So one sequence containing all permutations $(123,132,213,231,312,321)$ guaranteed would be $S=123\ 123\ 123$ (meaning $m$ has a guaranteed upper bound of $n^2$ if we extrapolate) but a shorter sequence would be $S=1231231$ (which I am not sure is of minimum length). How can we generate this minimum sequence?

Answer 1

[Having looked into this more carefully, I've discovered that my answer is wrong. This is still an open problem, but bounds are given at http://oeis.org/A062714 . I will leave this answer up as a cautionary tale against being hasty.]

Unlike the other question you linked that only permits overlap, which is still an open question, I believe this one has a simple closed answer.

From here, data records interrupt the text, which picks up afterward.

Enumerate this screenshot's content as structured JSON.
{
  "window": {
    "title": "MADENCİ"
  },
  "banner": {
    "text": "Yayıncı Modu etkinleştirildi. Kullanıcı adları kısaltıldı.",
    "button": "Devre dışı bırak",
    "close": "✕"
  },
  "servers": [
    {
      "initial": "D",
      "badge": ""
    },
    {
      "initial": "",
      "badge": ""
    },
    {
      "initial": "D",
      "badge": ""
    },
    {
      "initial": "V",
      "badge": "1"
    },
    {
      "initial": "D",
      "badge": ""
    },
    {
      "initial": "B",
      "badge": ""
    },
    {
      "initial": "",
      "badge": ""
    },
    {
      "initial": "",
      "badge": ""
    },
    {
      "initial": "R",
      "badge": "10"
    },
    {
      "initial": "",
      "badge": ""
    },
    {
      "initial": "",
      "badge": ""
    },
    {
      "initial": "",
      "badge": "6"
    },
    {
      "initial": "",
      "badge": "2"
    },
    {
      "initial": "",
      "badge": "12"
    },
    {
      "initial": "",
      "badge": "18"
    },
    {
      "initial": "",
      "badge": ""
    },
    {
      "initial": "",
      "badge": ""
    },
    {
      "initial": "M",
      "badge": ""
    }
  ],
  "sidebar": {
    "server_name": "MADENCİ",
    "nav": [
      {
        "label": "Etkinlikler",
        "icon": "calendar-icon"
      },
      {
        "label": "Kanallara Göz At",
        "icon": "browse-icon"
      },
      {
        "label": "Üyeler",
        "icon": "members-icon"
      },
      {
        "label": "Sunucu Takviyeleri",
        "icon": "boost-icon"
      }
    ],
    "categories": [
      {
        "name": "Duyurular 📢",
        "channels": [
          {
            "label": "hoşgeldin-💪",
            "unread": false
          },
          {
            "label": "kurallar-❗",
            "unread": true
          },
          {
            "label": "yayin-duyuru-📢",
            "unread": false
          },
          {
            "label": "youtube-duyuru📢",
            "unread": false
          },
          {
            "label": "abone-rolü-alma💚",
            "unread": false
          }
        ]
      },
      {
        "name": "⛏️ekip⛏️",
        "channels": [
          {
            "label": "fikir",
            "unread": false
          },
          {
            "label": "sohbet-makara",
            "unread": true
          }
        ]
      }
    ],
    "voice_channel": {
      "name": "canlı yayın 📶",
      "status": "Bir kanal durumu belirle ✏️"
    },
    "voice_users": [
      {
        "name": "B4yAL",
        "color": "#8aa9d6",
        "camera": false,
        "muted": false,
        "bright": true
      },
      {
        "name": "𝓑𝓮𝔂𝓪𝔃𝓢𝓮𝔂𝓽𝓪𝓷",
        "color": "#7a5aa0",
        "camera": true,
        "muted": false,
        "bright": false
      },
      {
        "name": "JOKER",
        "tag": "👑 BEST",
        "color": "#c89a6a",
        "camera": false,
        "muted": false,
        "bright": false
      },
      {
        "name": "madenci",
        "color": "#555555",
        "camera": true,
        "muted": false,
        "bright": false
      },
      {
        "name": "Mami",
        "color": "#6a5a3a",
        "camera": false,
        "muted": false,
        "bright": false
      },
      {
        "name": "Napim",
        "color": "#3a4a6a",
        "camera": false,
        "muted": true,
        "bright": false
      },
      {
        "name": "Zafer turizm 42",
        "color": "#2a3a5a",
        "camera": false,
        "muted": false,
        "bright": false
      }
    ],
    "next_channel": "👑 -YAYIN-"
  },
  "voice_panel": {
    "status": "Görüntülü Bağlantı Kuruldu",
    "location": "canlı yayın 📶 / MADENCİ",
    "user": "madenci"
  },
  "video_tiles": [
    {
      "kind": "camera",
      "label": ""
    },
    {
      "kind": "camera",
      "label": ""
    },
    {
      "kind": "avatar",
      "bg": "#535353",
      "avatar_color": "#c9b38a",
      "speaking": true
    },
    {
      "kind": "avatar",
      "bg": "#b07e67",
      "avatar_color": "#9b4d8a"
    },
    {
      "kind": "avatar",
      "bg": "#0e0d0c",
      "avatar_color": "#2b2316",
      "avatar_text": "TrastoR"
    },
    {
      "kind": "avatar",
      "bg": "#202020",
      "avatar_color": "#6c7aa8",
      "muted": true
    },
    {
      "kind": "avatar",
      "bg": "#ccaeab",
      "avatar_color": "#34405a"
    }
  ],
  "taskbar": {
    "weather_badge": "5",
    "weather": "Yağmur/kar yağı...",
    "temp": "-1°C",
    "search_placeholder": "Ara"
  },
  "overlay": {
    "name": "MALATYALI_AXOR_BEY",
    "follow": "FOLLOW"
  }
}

Your example of permutations on $123$ is on the right track.

First, let me define an inversion of a permutation: From Wolfram, A pair of elements $(p_i,p_j)$ is called an inversion in a permutation $p$ if $i<j$ and $p_i>p_j$.

Call an inversion adjacent if $j = i + 1$ (that is, two elements are right next to each other, and the first one is greater). We will construct $S$ and show that how soon a permutation appears in $S$ depends on the number of adjacent inversions it has.

We can begin constructing $S$ by listing the elements of the sequence $a_1, a_2, a_3,...,a_n$ in order. (Let's say WLOG that every $a_i$ is the integer $i$, so this sequence is just $1 \ldots n$) The order at the beginning doesn't matter, but we know that there's no use in repeating elements so early, because these are just the beginnings of all possible permutations.

After that, the best thing to do is repeat the sequence $1 \ldots n$ another $n-2$ times, and append $1$ to the end. The reason for this is that when constructing permutations from $S$, we can pick the elements from from the first instance of $1 \ldots n$ until we hit an adjacent inversion. Then we must continue with the next instance of $1 \ldots n$. The only permutation to have $n-1$ adjacent inversions is the reverse permutation. Every other permutation has less. So it's sufficient to construct $S$ this way.

To prove that this is the shortest possible $S$, observe that if there are $j$ adjacent inversions occurring in a permutation before a given element (including an adjacent inversion in which it comes last), that element will be "skipped" $j$ times in our $S$, so we require that element to be in $S$ $j+1$ times. $1$ can have $n-1$ adjacent inversions before it (in the reverse permutation) and every other element can have $n-2$ adjacent inversions before it (by putting it at the end, and writing everything else in reverse order).

Thus $S$ has length $n^2 - n + 1$.